A prática de jogos de fortuna ou azar só é permitida nos casinos existentes nas zonas de jogo e nas épocas estabelecidas para o seu funcionamento.
§ 1.º Pode o membro do Governo com tutela sobre o sector do turismo, ouvidas a Inspecção-Geral de Jogos e a Direcção-Geral do Turismo, autorizar a exploração e a prática dos jogos de fortuna ou azar a bordo de navios ou aeronaves, quando fora de território nacional e operando percursos de acentuado interesse turístico.
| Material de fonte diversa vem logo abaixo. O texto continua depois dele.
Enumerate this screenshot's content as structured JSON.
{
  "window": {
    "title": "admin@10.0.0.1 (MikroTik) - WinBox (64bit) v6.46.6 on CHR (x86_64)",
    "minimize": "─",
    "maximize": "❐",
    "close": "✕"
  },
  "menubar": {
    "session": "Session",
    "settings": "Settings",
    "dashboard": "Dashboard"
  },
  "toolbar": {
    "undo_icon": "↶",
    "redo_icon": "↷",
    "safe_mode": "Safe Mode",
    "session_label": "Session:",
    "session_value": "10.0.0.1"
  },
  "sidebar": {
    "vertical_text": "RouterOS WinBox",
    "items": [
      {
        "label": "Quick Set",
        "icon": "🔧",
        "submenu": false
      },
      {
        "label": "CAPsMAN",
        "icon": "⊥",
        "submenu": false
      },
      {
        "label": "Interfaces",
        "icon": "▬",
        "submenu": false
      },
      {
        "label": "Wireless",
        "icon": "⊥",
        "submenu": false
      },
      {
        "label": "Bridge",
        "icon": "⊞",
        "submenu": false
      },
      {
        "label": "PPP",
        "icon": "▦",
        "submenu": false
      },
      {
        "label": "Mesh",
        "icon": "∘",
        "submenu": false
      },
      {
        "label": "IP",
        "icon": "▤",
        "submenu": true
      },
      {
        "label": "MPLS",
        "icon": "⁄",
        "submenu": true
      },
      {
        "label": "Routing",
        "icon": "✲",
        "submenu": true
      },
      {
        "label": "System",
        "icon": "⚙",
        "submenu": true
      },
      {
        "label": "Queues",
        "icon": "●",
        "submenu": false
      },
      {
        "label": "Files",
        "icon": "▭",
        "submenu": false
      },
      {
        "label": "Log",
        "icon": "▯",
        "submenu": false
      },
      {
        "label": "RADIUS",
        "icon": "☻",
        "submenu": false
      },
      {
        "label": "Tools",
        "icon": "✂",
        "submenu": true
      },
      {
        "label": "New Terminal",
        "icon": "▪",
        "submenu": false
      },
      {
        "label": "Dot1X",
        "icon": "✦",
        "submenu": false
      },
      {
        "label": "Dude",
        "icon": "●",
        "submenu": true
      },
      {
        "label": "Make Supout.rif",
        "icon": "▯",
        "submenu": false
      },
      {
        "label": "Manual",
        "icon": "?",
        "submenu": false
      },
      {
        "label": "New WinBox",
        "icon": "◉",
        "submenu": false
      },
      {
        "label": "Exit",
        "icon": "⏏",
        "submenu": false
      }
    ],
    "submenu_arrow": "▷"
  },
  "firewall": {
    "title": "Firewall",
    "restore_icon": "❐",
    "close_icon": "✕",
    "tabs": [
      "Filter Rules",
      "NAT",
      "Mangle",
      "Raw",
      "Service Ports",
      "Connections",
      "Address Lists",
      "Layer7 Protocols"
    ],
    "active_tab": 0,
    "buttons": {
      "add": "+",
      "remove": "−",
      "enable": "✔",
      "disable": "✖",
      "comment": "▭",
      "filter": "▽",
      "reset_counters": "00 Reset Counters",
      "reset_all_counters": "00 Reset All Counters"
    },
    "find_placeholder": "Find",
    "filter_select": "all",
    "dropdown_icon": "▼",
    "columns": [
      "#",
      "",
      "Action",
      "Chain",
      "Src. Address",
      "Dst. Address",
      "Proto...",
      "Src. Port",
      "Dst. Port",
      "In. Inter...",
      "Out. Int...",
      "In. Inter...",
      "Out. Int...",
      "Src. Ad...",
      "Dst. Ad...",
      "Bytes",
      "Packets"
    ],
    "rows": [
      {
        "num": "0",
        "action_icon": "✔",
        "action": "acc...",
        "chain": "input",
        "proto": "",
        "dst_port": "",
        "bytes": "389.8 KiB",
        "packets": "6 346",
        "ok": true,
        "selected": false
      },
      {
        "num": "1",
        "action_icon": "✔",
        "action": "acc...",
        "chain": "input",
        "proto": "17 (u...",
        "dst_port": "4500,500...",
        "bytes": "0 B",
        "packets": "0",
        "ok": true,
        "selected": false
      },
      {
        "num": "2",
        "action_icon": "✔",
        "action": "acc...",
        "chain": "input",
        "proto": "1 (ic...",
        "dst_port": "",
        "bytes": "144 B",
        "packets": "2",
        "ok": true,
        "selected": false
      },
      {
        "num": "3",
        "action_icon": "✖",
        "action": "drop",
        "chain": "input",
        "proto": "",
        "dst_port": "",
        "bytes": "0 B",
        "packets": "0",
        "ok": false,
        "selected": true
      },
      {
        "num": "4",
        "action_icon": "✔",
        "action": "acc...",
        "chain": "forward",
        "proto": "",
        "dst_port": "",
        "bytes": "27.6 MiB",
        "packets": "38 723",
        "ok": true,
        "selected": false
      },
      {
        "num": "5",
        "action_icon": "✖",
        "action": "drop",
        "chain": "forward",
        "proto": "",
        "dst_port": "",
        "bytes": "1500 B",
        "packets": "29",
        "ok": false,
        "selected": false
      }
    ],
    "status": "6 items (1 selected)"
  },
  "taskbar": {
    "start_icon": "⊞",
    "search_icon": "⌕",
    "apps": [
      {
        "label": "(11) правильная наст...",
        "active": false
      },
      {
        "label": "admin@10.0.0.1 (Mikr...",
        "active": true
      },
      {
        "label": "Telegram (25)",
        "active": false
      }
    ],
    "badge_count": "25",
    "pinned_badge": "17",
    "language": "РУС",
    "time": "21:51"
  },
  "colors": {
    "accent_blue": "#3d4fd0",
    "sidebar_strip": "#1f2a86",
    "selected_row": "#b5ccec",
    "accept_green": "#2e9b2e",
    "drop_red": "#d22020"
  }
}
§ 2.º A autorização referida no parágrafo anterior só pode ser concedida às empresas proprietárias ou afretadoras dos navios ou aeronaves.
§ 3.º A exploração e a prática referidas no § 1.º obedecem às regras estabelecidas para a sua realização em casinos, competindo ao membro do Governo com tutela sobre o sector do turismo fixar as condições específicas, incluindo as épocas e os períodos de funcionamento.
§ 4.º Sempre que qualquer outra forma de jogo em que, além da sorte, intervenha o cálculo ou perícia do jogador atinja tal incremento público que ponha em perigo os bons costumes, o Ministro do Interior, sob proposta do Conselho de Inspecção de Jogos, poderá tomar as medidas convenientes para reprimir ou restringir a sua prática.